# [Eclipse] Halbautomatische static imports



## Ebenius (27. Mrz 2009)

Eclipse organisiert java imports ja sehr komfortabel. Wie ist denn die Unterstützung für static imports? Gibt's da nicht komfortable Tools im Eclipse (per Quickfix, oder so ähnlich)?

Ebenius


----------



## maki (27. Mrz 2009)

Schau mal unter preferences -> java -> code style -> organize imports


----------



## Ebenius (27. Mrz 2009)

maki hat gesagt.:


> Schau mal unter preferences -> java -> code style -> organize imports


Da kann ich nur einstellen, wie die Imports zusammengestrichen oder auseinanderdividiert werden. Was aber nicht funktioniert, wenn noch kein static import im File steht, ist: [Highlight=Java]panel.add(new JButton(), CENTER);[/Highlight] ... und dann Organize Imports und es wird alles gefunden was sich statisch importieren lässt und CENTER heißt. Sowas würde ich mir wünschen. Ebenfalls ein Quickfix "Search for static import 'CENTER'".

Ebenius


----------



## byte (27. Mrz 2009)

Ich denke, sowas lässt sich nicht performant umsetzen. Eclipse müsste dafür ja alle Klassen durchsuchen, die er kennt.

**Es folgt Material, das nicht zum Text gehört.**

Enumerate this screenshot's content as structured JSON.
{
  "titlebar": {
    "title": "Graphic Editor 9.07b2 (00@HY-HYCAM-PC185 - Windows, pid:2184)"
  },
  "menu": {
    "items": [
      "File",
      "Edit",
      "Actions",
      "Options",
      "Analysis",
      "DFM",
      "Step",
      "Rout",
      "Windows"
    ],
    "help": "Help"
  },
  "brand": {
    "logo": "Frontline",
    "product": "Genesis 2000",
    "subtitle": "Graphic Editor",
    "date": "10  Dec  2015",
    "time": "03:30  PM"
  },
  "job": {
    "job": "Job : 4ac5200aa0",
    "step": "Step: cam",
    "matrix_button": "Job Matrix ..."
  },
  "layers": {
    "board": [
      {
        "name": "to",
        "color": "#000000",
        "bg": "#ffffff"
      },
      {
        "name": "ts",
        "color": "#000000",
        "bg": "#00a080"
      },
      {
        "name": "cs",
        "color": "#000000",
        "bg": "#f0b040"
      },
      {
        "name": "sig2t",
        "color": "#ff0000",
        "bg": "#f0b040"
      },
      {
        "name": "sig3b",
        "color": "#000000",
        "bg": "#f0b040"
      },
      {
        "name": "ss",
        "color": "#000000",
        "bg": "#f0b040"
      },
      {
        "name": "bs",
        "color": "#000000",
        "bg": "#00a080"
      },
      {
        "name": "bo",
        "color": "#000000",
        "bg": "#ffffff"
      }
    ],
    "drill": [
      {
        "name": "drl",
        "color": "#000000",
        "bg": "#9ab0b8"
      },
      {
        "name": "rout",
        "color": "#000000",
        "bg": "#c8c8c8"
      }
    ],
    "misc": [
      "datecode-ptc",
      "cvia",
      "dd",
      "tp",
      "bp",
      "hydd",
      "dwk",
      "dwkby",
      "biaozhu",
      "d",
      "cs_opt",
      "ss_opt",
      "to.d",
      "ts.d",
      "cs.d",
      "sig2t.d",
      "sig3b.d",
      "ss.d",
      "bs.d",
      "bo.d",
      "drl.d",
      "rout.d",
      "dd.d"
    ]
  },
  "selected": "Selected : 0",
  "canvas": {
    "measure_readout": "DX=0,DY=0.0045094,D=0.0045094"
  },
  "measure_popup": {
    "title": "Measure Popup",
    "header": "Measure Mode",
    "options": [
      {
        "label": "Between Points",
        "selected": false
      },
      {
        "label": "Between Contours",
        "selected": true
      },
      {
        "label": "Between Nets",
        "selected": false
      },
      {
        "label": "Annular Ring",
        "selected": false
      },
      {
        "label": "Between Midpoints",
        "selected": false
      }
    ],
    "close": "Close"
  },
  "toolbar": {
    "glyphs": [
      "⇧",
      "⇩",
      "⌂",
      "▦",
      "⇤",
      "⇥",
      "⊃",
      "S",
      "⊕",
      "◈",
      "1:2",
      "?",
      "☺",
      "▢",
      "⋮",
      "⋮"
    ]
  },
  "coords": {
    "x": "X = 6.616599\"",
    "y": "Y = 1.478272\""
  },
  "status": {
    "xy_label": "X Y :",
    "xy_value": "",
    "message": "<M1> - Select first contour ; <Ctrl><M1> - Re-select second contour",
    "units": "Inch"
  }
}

Bestimmte Dinge, die man immer wieder braucht, kann man aber auch als Favorit für den Content Assist anlegen, siehe Java -> Editor -> Content Assist -> Favorites. Dort kannst Du z.B. SwingConstants eintragen.


----------



## Ebenius (27. Mrz 2009)

Guter Hinweis, byto. Dieses Feature ging bisher an mir vorbei. Das hilft schonmal ein Stück weit.


----------